Je l’ai testé d’abord à l’université auprès des étudiants et des enseignants. Il s’adapte bien aux enseignements de sciences du travail (économie, sociologie, gestion, ergonomie, psychologie) et peut être utile pour les enseignants qui expérimentent des innovations pédagogiques, à l’Inspé par exemple. Un autre public possible est celui des services d’aide à l’orientation et l’insertion à l’université ou même en fin de lycée. Ce jeu peut constituer un moment de démarrage avant de se lancer dans ses recherches d’emploi ou dans la construction de son CV. On peut donc aussi penser à France Travail et aux missions locales. On peut aussi imaginer que TraLib soit utilisé par les ressources humaines lors des séminaires d’intégration ou encore proposé dans le cadre de team-building.
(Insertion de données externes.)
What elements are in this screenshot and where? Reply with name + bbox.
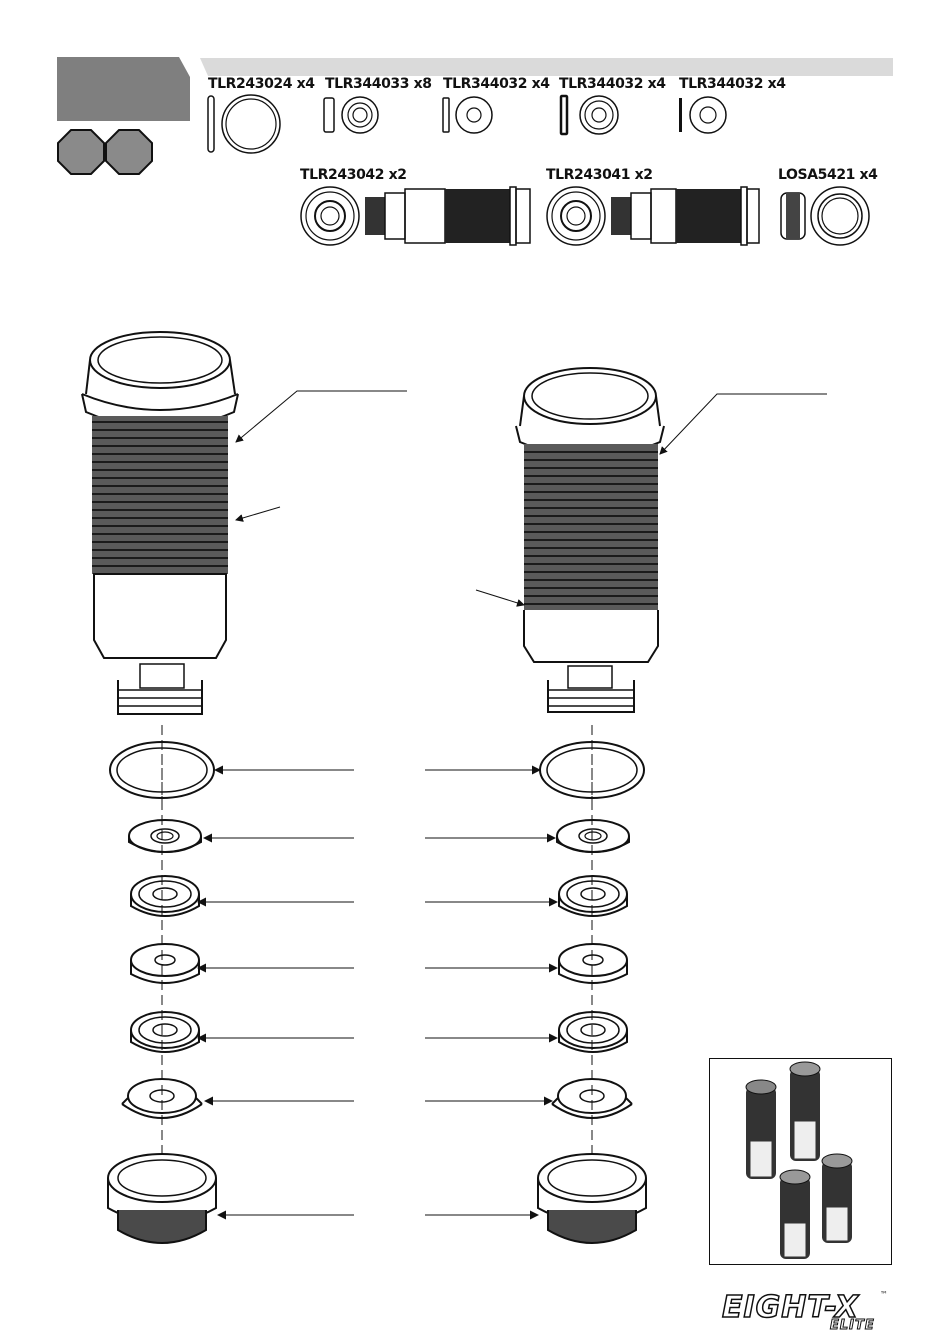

J’ai aussi pour ambition de tester le jeu auprès des organisations syndicales et des salariés.

Qu’aimeriez-vous que les joueurs retiennent ou expérimentent en jouant à ce jeu ?

L’une des principales choses à retenir, c’est que le jeu ne doit pas être utilisé pour évaluer les participants et leurs réactions. Participer à un serious game implique un contrat de confiance où la partie constitue un espace protégé et surtout fictionnel pour le joueur. Sans confiance, il n’est plus libre de jouer.

J’aimerais surtout que les joueurs retiennent qu’on ne choisit pas ses collègues, mais que travailler de façon collective avec des profils qui ne nous ressemblent pas est faisable. La variété imposée produit des choses inattendues et souvent plus positives qu’on ne l’imagine. Cela saute aux yeux lors d’une partie de TraLib. Les participants garderont sûrement leurs avis divergents à la fin, mais d’avoir joué une partie leur a au moins offert un temps de liberté où expérimenter d’autres points de vue.